Kommen wir zur Ertragslage der Sana. Es fällt auf, dass die Ebitda-Marge seit 2018, also schon vor Corona, rückläufig ist. Ist das ein Resultat der Diversifizierung?

Im Gegenteil. Die Margen sind ausschließlich im stationären Klinikgeschäft rückläufig, wo uns regulatorische Eingriffe und die Kostenentwicklung in den Krankenhäusern belasten und damit die Investitionsfähigkeit einschränken. Die neuen, nicht regulierten Aktivitäten tragen dagegen mehr und mehr dazu bei, den Margenrückgang im Kerngeschäft zu kompensieren. Menschen und Unternehmen sind ja gewillt, privat mehr für Prävention und Wohlbefinden zu tun.

Der Geschäftsbetrieb ist nach den Corona-Ausnahmejahren noch nicht zur Normalität zurückgekehrt?

Nein. Ich würde sogar die steile These wagen, dass wir das gewohnte Normale aus der Zeit vor Corona nicht mehr erleben werden. Es wird immer weniger Patienten im klassischen stationären Klinikgeschäft geben, der Trend hat sich ja schon verstetigt. Das ist aus medizinischer Sicht die richtige Entwicklung. Darüber hinaus werden die Krankenhauskapazitäten derzeit regu­latorisch zurückgefahren. Das be­kommt der Normalbürger nur rudimentär mit, die betroffenen Patienten aber sehr wohl. Da vergeht manchmal viel Zeit, bis in Notfällen ein aufnahmefähiges Krankenhaus gefunden wird.

Was werfen Sie dem Regulator vor?

Der Regulator hat schon seit Jahren in die Kapazitätsplanung zum Be­trieb von Kliniken eingegriffen, in die Personalausstattung. Dazu kommen die Belastungen aus Corona und Infektionsschutz. Das führt derzeit dazu, dass im Krankenhaussektor bundesweit nur noch knapp 60% der Kapazitäten am Netz sind. In letzter Konsequenz entstehen daraus Versorgungsengpässe. Das wird sich verschärfen, wenn das System weiter herunterreguliert wird. Die Dramatik wird ja derzeit an der Überbelegung der Kinderkliniken deutlich. Es ist keine Frage der Bettenzahl, es ist eine Frage der Personalstärke und der fehlenden Möglichkeit einer flexiblen Steuerung.

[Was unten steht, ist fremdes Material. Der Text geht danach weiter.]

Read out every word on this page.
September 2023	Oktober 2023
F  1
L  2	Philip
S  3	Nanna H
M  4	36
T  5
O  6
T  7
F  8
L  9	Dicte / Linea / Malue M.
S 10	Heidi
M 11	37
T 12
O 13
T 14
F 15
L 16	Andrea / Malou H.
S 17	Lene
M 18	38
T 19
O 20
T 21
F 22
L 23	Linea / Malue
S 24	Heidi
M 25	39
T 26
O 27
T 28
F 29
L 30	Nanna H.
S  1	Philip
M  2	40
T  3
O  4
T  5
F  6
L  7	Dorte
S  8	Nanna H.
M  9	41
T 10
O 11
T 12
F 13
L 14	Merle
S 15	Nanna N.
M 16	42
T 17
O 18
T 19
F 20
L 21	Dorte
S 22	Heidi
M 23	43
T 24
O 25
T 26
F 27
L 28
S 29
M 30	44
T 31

Hatte Sana auch eine hohe Fluktuation während der Pandemie?

Nein. Die Fluktuation war in der Zeit sogar niedriger als in den Jahren davor. Das Personal war natürlich auch in den Sana-Kliniken in der Coronazeit hohen Belastungen ausgesetzt, was den Krankenstand erhöht hat. Das ist die Realität.

Haben die Coronahilfen die Zusatzkosten kompensiert?

Der erste Rettungsschirm 2020 war so konstruiert, dass die Klinikbetreiber ihre ausgebliebenen Erlöse halbwegs ausgleichen konnten. Danach mussten wir sukzessive höhere Eigenanteile tragen. Was auf der Erlösseite kompensiert wurde, lag zudem um 2% unter dem Wert von 2019, das hatte jedes Krankenhaus aus sich heraus zu verkraften. Die letzten staatlichen Hilfen sind Ende Juni 2022 geflossen, seitdem haben wir das toxische Gemisch aus Inflation, hohen Energiekosten und rückläufigen Fallzahlen allein zu bewäl­tigen.

Können Sie die Preise nicht erhöhen?

Der staatlich festgelegte Preisdeckel liegt in diesem Jahr bei 2,3%, im nächsten Jahr bei 4,3% – das reicht bei zweistelliger Inflationsrate nicht aus.

Wie stark schlagen die Energiekosten bei Sana ins Kontor?

Im laufenden Jahr erhöhen sich die Energiekosten um einen mittleren einstelligen Millionen-Euro-Betrag, das ist ein prozentual knapp zweistelliger Anstieg. Beim Ebit sollten wir ohne Sondereffekte dennoch leicht unter Vorjahr ankommen. Wir profitieren von unserem langfristigen Lieferantenmanagement, werden aber auch weniger von der Gas- und Strompreisbremse profitieren als Unternehmen, die sich zu hohen Preisen an den Spotmärkten ein­decken.

Der Gesundheitsmarkt scheint attraktiv zu bleiben, es suchen immer mehr Private-Equity-Häuser nach Zielen. Sind das Investments, die für Strategen nicht interessant sind, oder steht man in hartem Bieterwettstreit?

Wie sich diese Engagements am Ende rechnen sollen, ist für mich in vielen Fällen nicht nachvollziehbar – da muss ich wohl noch mal die Schulbank drücken. Ein strategisch ausgerichtetes Unternehmen wie Sana geht mit anderer Motivation an Transaktionen heran, wir wollen eine langfristige Versorgung sicherstellen und nicht über Buy-and-Build Geld verdienen. Unser Weg ist vermutlich beschwerlicher als der eines Finanzinvestors, wir halten ihn langfristig aber für nachhaltiger.